I bet that if I called you 'selfish' it wouldn't feel like a compliment.
We’re taught that there is virtue in selfLESSness. I'm going to go against the grain a little bit here and say, I really don't like the word 'selfless'. I don't like a word that broken into two parts, means LESS of self, or even without SELF. If I'm not living my life for myself, am I really living at all?
Selfishness for me means including ME, not EXCLUDING you.
"The virtue involved in helping those one loves is not 'selflessness' or 'sacrifice', but integrity". Ayn Rand
We have made being selfish bad. We have made selfish people wrong, undesirable, even evil. Let's redeem the concept of selfishness by reminding ourselves that being selfish is not evil. Pursuing and acting out of your own self interest is not bad. There is a fundamental difference between someone who pursues their self interest in say, starting a business versus someone who pursues it in robbing a bank. The 'selfish' pursuit of personal interest is not evil, bad, or wrong. The question is not in the pursuit of self interest, but in what one chooses to pursue. Not in valuing self interest, but in what one chooses to value. Selfishness does not corrupt us, we corrupt selfishness.
"The man who does not value himself cannot value anything or anyone." -Ayn Rand
What if we define "selfish" differently? What if all it is, is choosing to care enough about YOU to make sure that your needs and wants are met? I believe in choosing to be the driver in your own life. When we allow other people's wants, needs, and standards to drive and motivate our lives, we relinquish responsibility and by default expect other people to create happiness for us. We take ourselves out of choice. We become needy.
When we are needy, we act under the expectation that other people will have, do, and be things for you. Not only does this take you out of the driver's seat of your life, it disables your authenticity. A certain honesty comes with being selfish. Being selfish is the willingness to be all of you- no apologies. If you were really being all of you, what MORE would you be? How would YOU be more selfish?

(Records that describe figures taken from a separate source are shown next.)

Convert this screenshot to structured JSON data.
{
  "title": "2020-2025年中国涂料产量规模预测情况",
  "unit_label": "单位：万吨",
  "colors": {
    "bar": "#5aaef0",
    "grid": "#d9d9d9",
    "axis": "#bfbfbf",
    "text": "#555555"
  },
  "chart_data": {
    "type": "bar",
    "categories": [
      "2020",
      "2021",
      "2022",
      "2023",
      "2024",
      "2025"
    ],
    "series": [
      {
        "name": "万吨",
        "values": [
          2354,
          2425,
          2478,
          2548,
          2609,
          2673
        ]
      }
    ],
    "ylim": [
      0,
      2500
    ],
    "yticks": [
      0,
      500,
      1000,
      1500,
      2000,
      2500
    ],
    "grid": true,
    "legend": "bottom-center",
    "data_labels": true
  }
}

I have found that the simplest way I am able to help other people, is by being more of myself. Being more of myself means getting selfish. Scratch that. It means getting self- full. This means being unapologetic about who we are, and what we want and need. It also means taking the time and effort to fill ourselves up with what is required for us to live full, happy, wholehearted individual lives. When we are more honest, more real, more upfront, and more clear, it becomes an invitation for others to get self- full so that they can do and be the same. When we put ourselves first we are not only more able, but far more willing to help those around us without resentment or outside pressure.
"To say 'I love you' one must first be able to say the 'I'." -Ayn Rand
We are conditioned to "lose ourselves" for the sake of others. I think there is a really important distinction that needs to be made here. Losing track of time or personal worry, even losing old perspectives and gaining new ones while doing things for others, is a wonderful part of life. However, no matter what I am doing, I never want to lose MYSELF. I never want to allow the 'virtue of selflessness' to be taken to such an extreme that I become anything less than everything I am.

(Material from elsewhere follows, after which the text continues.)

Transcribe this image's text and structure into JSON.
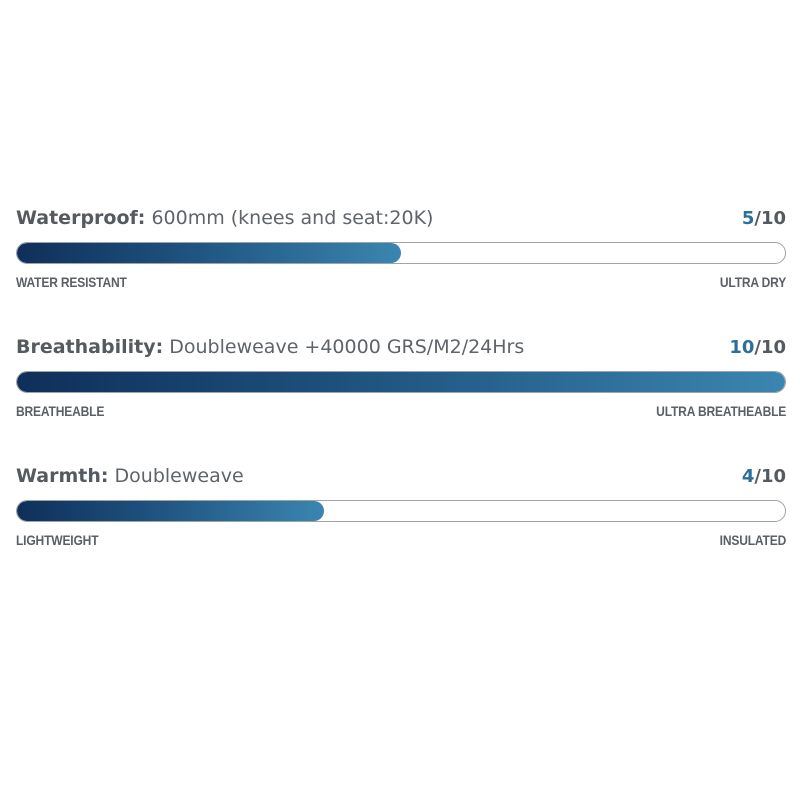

Who are you? Start answering that question because I promise you, it is impossible to put yourself first if you don't know who YOU are. Jay Noland speaks simply and powerfully about this here,
My favorite people, are very selfish people in the best way possible. They have a power and independence that is both addicting and inviting. It inspires me to do, and be, and have more of MYSELF. What a gift.
Are you willing to cultivate selfullness?